The Benefits of Trees
Trees are an important urban asset that can transform the City ’s streets and provide environmental, aesthetic, cultural and economic benefits.
Jubilee Park Phoenix Palms
Trees make our City beautiful
Trees create a sense of place. Tree lined streets provide orientation and contribute to the City’s character. They provide a human scale that contrasts with the towers that dominate some city streets. Trees diminish traffic noise, screen unwanted views and reduce glare improvement, provide summer shade for the comfort of pedestrians and residents.
Trees provide seasonal interest and natural beauty through foliage and their interesting leaf patterns, flowers, bark, fruit and canopy.
Trees improve our environment
Trees improve our air by removing carbon dioxide and returning oxygen to the atmosphere. This is done through photosynthesis, with the tree removing carbon and storing it in their leaves, trunks and roots.
Trees reduce air pollution and dust of our streets, by entrapping airborne particles and pollutants, such as sulfur dioxide, ozone and carbon monoxide. They also trap toxic particles that are mostly emitted by diesel exhausts.
Trees improve our water by reducing the amount of toxins from the first flush of storm water run off after rain.

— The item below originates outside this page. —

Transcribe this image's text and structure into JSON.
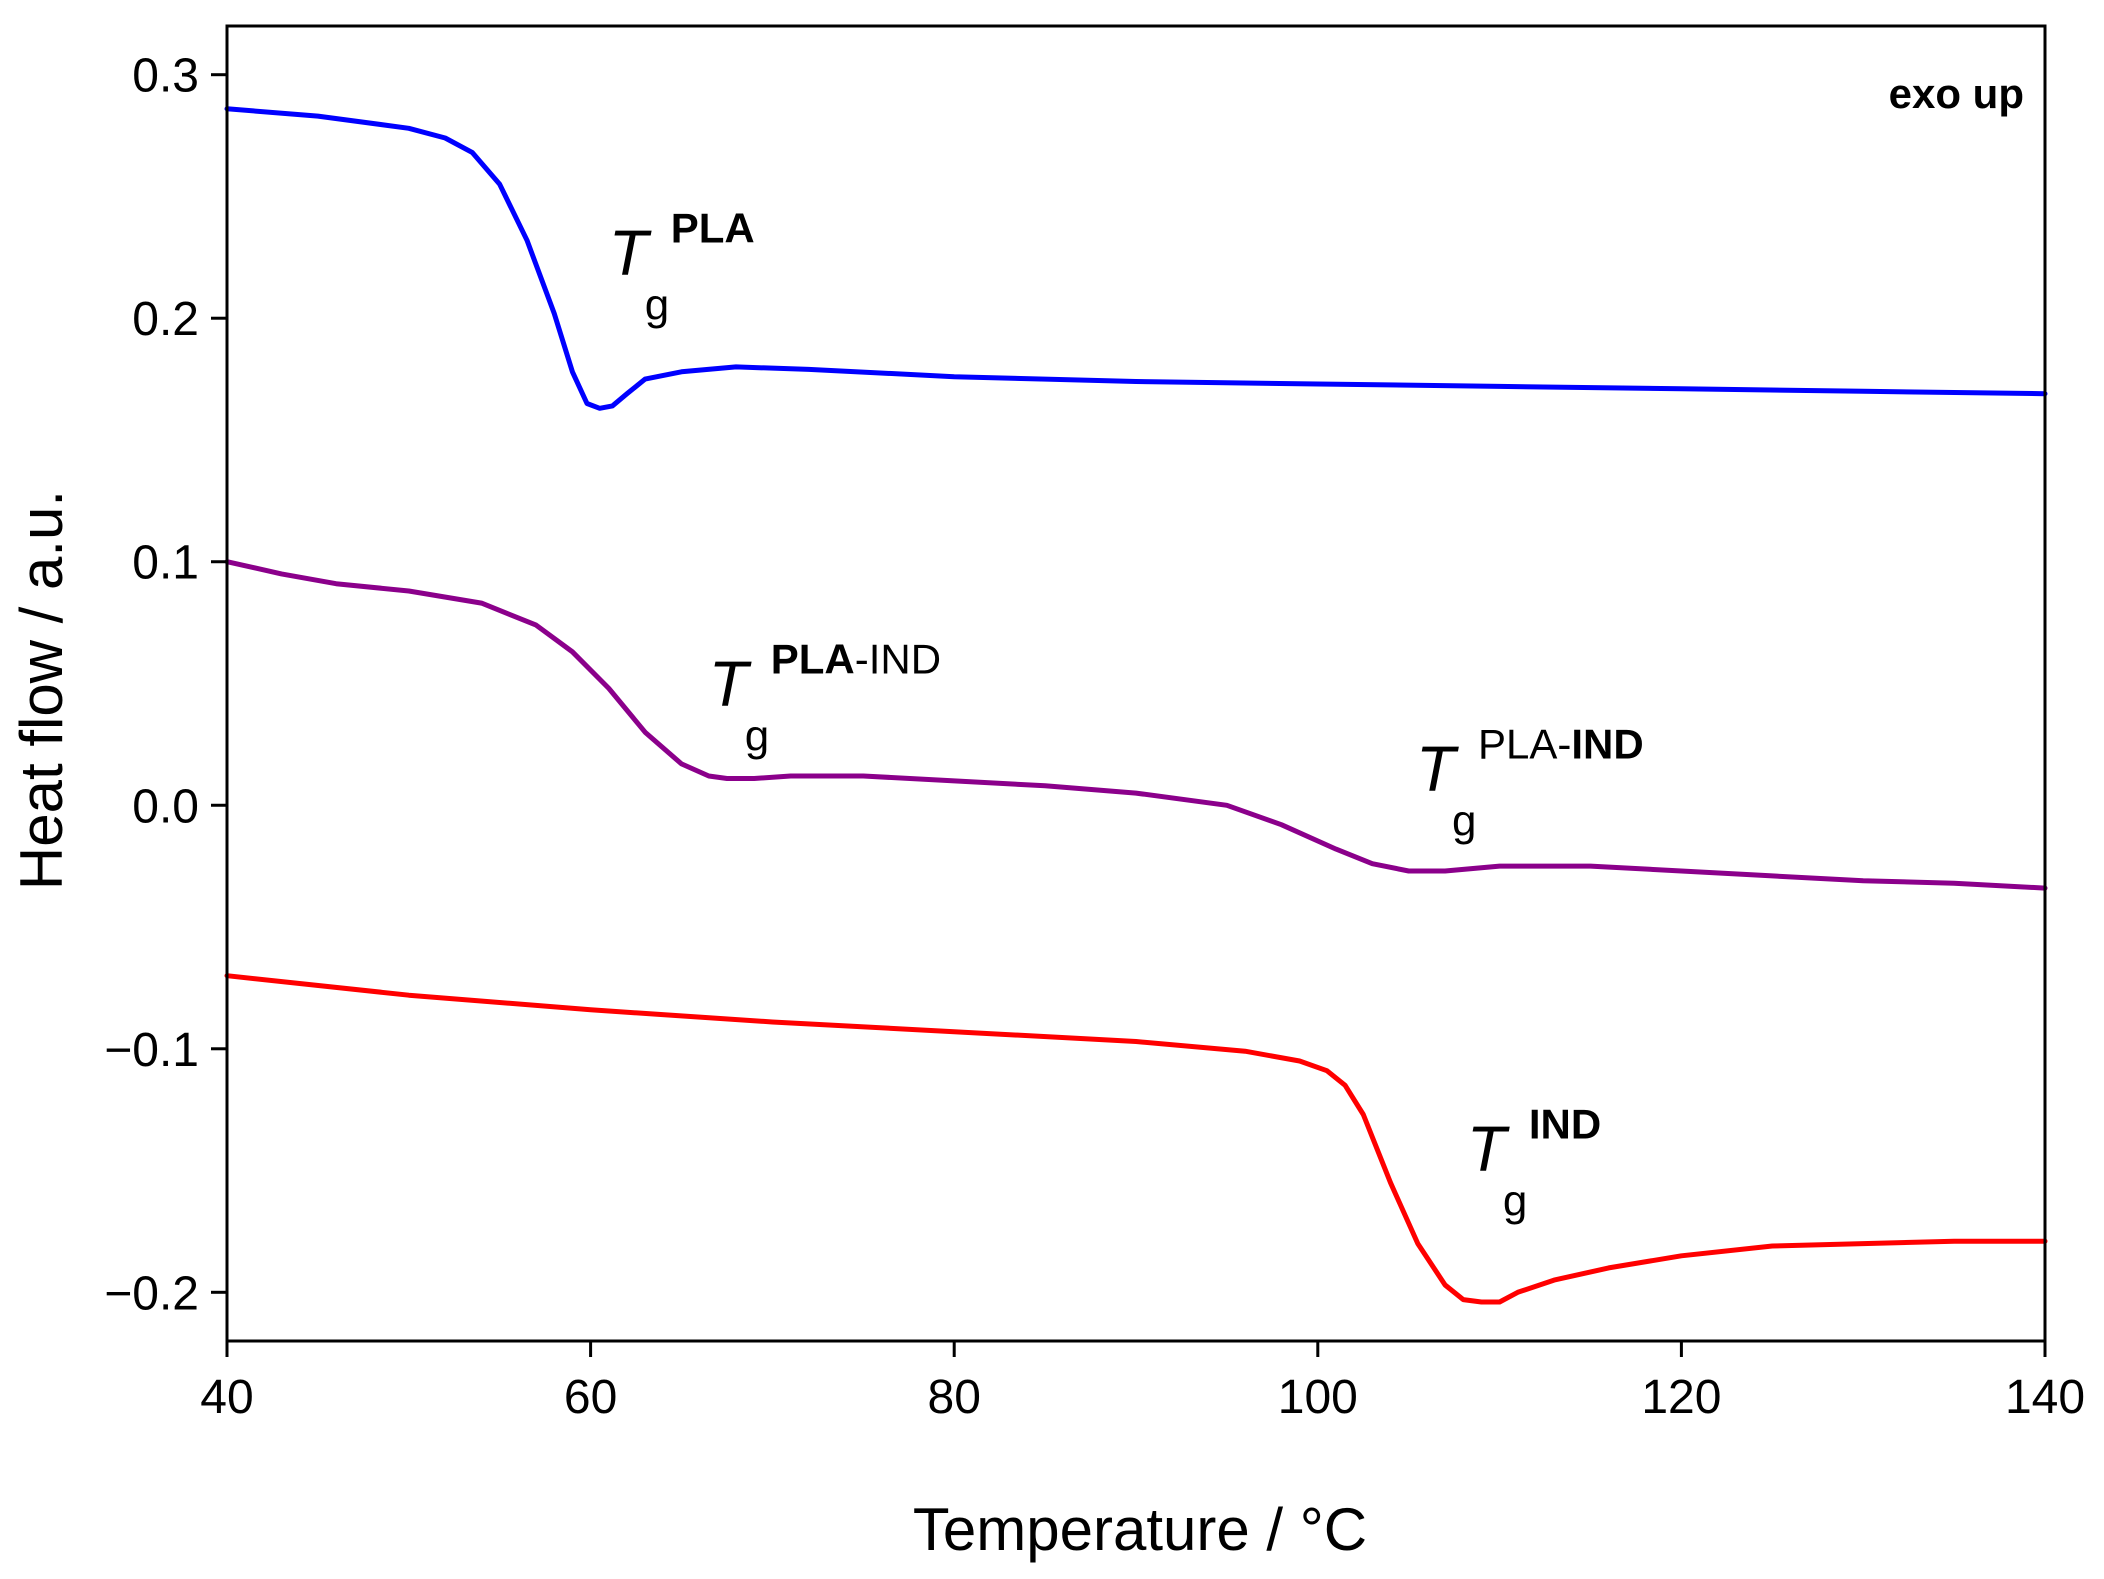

Tree roots keep the soil porus which allows the storm water to be adsorbed rather than flow into the drain and our harbour.
Trees provide financial benefits
Trees enhance property values as they establish and mature. Trees also provide cost savings for energy consumption. The shade of a tree in summer reduces the need for air conditioning, and reduces the heat on absorbing surfaces - such as road bitumen or pathways. Collectively, trees reduce what is know as a ‘urban heat island effect’ where urban centres have a higher temperatures as a result of the large percentage of absorbing surfaces with little shade.